Demzufolge bitte ich meine Schwester7 und mich den ersten Feiertag gegen 3 Uhr erwarten zu wollen. Mit besten Grüssen, auch Ihrer verehrten Frau Gemahlin und in der Hoffnung Sie völlig gesund wiederzusehen

Ihr ganz ergebener

S. Schn.

Die Karte geht hoffentlich nicht verloren.

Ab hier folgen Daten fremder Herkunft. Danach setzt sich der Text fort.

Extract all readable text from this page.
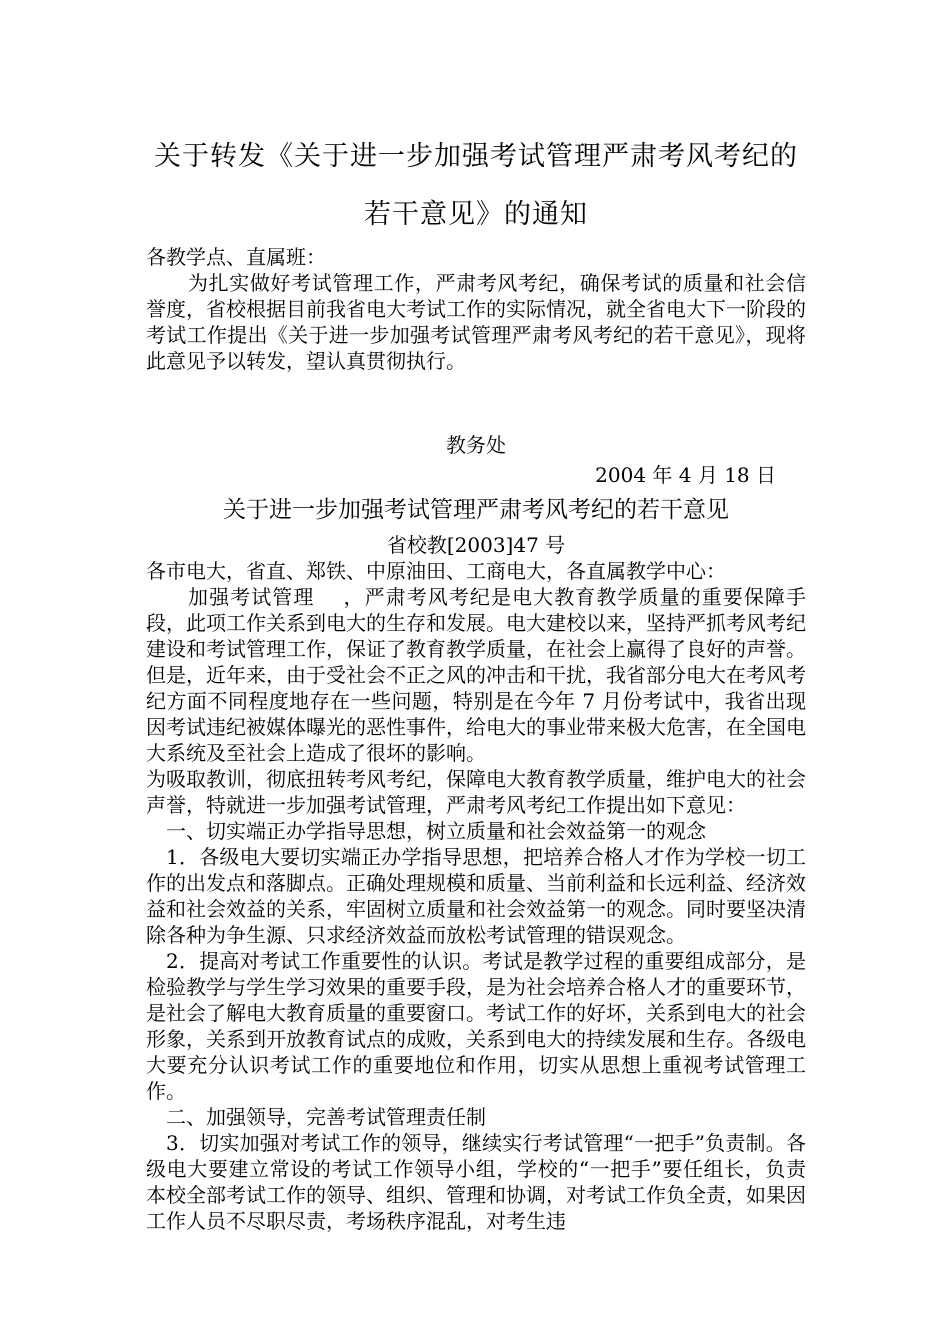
关于转发《关于进一步加强考试管理严肃考风考纪的
若干意见》的通知

各教学点、直属班：

为扎实做好考试管理工作，严肃考风考纪，确保考试的质量和社会信誉度，省校根据目前我省电大考试工作的实际情况，就全省电大下一阶段的考试工作提出《关于进一步加强考试管理严肃考风考纪的若干意见》，现将此意见予以转发，望认真贯彻执行。

教务处

2004 年 4 月 18 日

关于进一步加强考试管理严肃考风考纪的若干意见

省校教[2003]47 号

各市电大，省直、郑铁、中原油田、工商电大，各直属教学中心：

加强考试管理 ，严肃考风考纪是电大教育教学质量的重要保障手段，此项工作关系到电大的生存和发展。电大建校以来，坚持严抓考风考纪建设和考试管理工作，保证了教育教学质量，在社会上赢得了良好的声誉。但是，近年来，由于受社会不正之风的冲击和干扰，我省部分电大在考风考纪方面不同程度地存在一些问题，特别是在今年 7 月份考试中，我省出现因考试违纪被媒体曝光的恶性事件，给电大的事业带来极大危害，在全国电大系统及至社会上造成了很坏的影响。

为吸取教训，彻底扭转考风考纪，保障电大教育教学质量，维护电大的社会声誉，特就进一步加强考试管理，严肃考风考纪工作提出如下意见：

一、切实端正办学指导思想，树立质量和社会效益第一的观念

1．各级电大要切实端正办学指导思想，把培养合格人才作为学校一切工作的出发点和落脚点。正确处理规模和质量、当前利益和长远利益、经济效益和社会效益的关系，牢固树立质量和社会效益第一的观念。同时要坚决清除各种为争生源、只求经济效益而放松考试管理的错误观念。

2．提高对考试工作重要性的认识。考试是教学过程的重要组成部分，是检验教学与学生学习效果的重要手段，是为社会培养合格人才的重要环节，是社会了解电大教育质量的重要窗口。考试工作的好坏，关系到电大的社会形象，关系到开放教育试点的成败，关系到电大的持续发展和生存。各级电大要充分认识考试工作的重要地位和作用，切实从思想上重视考试管理工作。

二、加强领导，完善考试管理责任制

3．切实加强对考试工作的领导，继续实行考试管理“一把手”负责制。各级电大要建立常设的考试工作领导小组，学校的“一把手”要任组长，负责本校全部考试工作的领导、组织、管理和协调，对考试工作负全责，如果因工作人员不尽职尽责，考场秩序混乱，对考生违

1 Im Juni 1903 hatte Karl May Sascha Schneider zum ersten Mal in seinem Atelier in Meißen, Zaschendorfer Straße 81, besucht und ihn zu einem Gegenbesuch in Radebeul eingeladen. – Schneider überlieferte die erste Begegnung mit May: „Ein gut aussehender Herr kam zu mir ins Atelier und stellte sich vor: Karl May. Ich hatte nichts bis dahin von ihm gehört und sah ihn fragend an, worauf er ‚Old Shatterhand‘ hinzufügte. Ich bat um Erläuterung, worauf er das mit einem Schlage Niederschmettern seiner Gegner beschrieb. Daraufhin ergriff ich meinen Gewichtheber von 1 Zentner Gewicht und sagte ihm: Damit übe ich täglich!“ (Hansotto Hatzig: Karl May und Sascha Schneider, S. 51f.)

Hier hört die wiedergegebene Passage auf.